Per il periodo d’imposta 2024, il reddito concordato, però, dovrà essere assoggettato a imposizione secondo le aliquote ordinarie, per effetto del verificarsi, nel periodo d’imposta precedente, la causa di decadenza dal regime, fatta salva la possibilità di optare per il regime opzionale di imposizione sostitutiva, in relazione al reddito eccedentario del periodo d’imposta precedente.
Per un contribuente in regime forfetario (FAQ n. 2), il cambio di attività nel corso del periodo d’imposta 2023 rispetto agli anni precedenti, che determina l’applicazione di un diverso coefficiente di redditività, non inibisce l’accesso al concordato; si precisa, infatti, che la metodologia di calcolo utilizzata per il concordato destinata ai contribuenti forfetari permette di elaborare una proposta di reddito concordato anche per i contribuenti che esercitano, nel corso del medesimo periodo d’imposta, attività identificate con diversi coefficienti di redditività.

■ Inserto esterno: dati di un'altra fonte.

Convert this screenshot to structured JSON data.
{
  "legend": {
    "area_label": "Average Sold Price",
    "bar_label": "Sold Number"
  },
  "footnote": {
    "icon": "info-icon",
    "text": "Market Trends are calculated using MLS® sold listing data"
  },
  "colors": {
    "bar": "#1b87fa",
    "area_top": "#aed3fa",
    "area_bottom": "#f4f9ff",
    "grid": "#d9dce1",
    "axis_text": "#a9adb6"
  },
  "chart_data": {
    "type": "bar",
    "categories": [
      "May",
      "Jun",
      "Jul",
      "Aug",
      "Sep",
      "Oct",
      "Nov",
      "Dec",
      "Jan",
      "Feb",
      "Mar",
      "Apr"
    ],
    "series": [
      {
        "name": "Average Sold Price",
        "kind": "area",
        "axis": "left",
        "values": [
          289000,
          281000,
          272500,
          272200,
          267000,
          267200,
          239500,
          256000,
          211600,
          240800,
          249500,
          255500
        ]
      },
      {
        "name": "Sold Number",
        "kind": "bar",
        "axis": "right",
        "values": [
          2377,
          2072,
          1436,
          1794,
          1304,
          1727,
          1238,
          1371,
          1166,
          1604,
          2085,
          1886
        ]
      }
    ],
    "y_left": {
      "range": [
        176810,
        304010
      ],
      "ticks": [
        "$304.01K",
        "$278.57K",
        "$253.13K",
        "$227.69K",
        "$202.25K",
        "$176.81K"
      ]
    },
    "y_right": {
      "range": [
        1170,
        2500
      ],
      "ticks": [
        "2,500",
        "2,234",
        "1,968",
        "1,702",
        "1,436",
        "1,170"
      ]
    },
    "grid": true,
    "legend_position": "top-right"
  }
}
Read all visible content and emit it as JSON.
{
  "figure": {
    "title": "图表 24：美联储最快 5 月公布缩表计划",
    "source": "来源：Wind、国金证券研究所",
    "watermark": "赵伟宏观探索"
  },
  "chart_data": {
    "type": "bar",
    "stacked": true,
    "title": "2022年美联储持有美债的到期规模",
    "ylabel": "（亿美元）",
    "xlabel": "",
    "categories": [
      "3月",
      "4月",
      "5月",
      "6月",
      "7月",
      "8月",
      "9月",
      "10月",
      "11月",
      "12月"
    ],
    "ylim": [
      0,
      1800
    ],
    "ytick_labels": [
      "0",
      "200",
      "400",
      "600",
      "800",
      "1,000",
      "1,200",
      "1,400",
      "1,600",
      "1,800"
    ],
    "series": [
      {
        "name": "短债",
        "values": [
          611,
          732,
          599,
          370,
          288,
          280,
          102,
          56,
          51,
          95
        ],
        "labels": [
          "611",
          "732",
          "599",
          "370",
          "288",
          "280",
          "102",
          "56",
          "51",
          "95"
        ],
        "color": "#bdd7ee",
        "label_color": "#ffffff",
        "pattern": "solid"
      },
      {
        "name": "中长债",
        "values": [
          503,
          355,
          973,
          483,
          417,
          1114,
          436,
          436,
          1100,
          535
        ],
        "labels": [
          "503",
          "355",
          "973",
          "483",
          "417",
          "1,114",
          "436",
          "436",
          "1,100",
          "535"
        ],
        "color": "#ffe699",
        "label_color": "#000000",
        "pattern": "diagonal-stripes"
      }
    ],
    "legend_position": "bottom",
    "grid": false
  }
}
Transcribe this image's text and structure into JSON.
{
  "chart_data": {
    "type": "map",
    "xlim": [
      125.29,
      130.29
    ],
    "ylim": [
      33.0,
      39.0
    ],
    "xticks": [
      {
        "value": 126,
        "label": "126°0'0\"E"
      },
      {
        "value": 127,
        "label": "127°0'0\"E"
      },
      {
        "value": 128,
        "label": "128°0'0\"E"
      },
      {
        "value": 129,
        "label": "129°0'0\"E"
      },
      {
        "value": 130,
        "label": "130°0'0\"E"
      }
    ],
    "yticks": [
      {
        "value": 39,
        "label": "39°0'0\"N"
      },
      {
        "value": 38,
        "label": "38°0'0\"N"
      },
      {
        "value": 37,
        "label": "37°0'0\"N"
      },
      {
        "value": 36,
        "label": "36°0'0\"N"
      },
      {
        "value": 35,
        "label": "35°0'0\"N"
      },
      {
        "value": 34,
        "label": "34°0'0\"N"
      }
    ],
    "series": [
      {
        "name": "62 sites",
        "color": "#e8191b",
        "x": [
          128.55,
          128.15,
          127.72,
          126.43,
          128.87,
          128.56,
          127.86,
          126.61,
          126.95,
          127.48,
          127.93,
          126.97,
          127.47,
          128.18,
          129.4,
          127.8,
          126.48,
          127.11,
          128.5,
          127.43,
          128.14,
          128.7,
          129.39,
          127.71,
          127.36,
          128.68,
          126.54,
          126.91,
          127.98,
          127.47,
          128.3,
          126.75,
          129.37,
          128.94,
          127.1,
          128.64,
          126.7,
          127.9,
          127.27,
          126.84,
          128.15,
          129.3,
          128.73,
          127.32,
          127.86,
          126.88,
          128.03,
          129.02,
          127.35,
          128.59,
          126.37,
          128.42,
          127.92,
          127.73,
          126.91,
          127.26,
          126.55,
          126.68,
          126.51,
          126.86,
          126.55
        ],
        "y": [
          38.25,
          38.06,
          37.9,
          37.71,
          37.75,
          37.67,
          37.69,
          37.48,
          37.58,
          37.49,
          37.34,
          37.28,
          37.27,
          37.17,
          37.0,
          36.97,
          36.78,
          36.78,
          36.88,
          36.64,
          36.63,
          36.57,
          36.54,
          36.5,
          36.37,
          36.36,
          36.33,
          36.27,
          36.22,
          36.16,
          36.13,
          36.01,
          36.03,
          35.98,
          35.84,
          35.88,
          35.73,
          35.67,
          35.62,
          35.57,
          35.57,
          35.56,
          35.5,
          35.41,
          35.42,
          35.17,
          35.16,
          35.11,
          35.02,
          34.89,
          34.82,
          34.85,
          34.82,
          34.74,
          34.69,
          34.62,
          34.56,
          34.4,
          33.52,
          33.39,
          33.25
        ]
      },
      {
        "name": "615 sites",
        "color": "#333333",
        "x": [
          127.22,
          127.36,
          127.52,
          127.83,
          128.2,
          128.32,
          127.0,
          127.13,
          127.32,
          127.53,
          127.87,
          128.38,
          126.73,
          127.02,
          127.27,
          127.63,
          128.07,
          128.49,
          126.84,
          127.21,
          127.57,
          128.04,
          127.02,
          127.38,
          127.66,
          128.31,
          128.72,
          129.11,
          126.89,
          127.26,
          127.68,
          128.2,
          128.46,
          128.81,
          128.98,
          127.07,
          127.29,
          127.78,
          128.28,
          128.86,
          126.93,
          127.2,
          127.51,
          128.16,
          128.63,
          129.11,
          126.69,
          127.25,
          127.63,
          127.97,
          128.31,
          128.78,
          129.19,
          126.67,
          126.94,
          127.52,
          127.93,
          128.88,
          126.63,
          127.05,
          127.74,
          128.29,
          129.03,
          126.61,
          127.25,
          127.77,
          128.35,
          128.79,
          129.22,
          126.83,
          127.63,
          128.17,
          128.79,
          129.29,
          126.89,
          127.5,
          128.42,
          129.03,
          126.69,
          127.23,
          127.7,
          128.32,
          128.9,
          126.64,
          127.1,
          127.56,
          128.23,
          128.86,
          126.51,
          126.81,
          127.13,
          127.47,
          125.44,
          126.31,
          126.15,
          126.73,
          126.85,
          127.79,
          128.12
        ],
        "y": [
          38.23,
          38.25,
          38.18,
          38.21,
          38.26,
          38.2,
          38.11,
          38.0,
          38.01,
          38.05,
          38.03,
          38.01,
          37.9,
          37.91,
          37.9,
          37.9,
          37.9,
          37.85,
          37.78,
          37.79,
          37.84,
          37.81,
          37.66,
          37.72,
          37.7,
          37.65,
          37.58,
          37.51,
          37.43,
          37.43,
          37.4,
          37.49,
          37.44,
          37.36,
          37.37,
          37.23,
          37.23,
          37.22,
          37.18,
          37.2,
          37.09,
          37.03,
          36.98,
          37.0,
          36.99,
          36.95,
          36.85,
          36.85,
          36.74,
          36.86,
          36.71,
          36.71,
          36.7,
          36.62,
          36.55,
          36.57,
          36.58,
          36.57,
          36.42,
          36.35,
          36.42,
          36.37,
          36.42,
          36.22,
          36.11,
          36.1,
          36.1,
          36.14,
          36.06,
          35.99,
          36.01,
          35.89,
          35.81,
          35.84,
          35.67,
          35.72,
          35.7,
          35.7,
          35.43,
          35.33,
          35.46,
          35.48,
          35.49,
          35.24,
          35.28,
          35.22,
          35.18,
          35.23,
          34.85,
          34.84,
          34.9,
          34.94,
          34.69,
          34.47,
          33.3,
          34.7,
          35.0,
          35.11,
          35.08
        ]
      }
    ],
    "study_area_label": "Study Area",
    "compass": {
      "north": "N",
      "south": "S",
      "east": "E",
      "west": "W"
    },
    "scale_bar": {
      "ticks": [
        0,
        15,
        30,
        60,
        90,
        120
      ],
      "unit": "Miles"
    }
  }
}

Non era chiaro se il passaggio dal regime forfetario al regime ordinario potesse costituire una causa di esclusione o causa di cessazione, ai sensi della lett. b-bis, comma 1 dell’art. 21 o di decadenza, di cui alla lett. d), comma 1 dell’art. 22 del d.lgs. 13/2024.
L’Agenzia delle Entrate (FAQ n. 3), quindi, ha confermato che l’istituto del concordato non prevede una fattispecie analoga a quella di cui alla lett. b-ter), del comma 1 dell’art. 11 per i contribuenti che passano dal regime forfetario a quello ordinario nel primo periodo d’imposta oggetto di concordato, con la conseguenza che la situazione non rappresenta una condizione preclusiva dell’accesso al patto.
L’Agenzia delle Entrate, infine, (FAQ n. 4) conferma che il d.lgs. 13/2024 non dispone alcuna causa di esclusione dal concordato per i soggetti che hanno optato, in qualità di consolidante o consolidata, per il regime del consolidato fiscale nazionale di cui agli articoli 117 e seguenti del D.P.R. 917/1986 e, pertanto, non sussistono cause ostative all’accesso per chi aderisce al consolidato fiscale, sia in qualità di consolidante sia di consolidata; con riferimento all’opzione, di cui all’ art. 20-bis del d.lgs. 13/2024, la stessa dovrà essere esercitata, su base individuale, dalla società consolidata o consolidante che aderisce alla proposta concordataria e che, conseguentemente, sarà tenuta al versamento dell’eventuale imposta sostitutiva mentre ciascuna società (consolidante o consolidata) che ha aderito trasferirà alla fiscal unit un importo pari alla differenza tra il reddito derivante dalla proposta concordataria e la parte eccedente, al netto delle rettifiche di cui all’ art. 16 del d.lgs. 13/2024, fermo restando il rispetto del limite di 2.000 euro.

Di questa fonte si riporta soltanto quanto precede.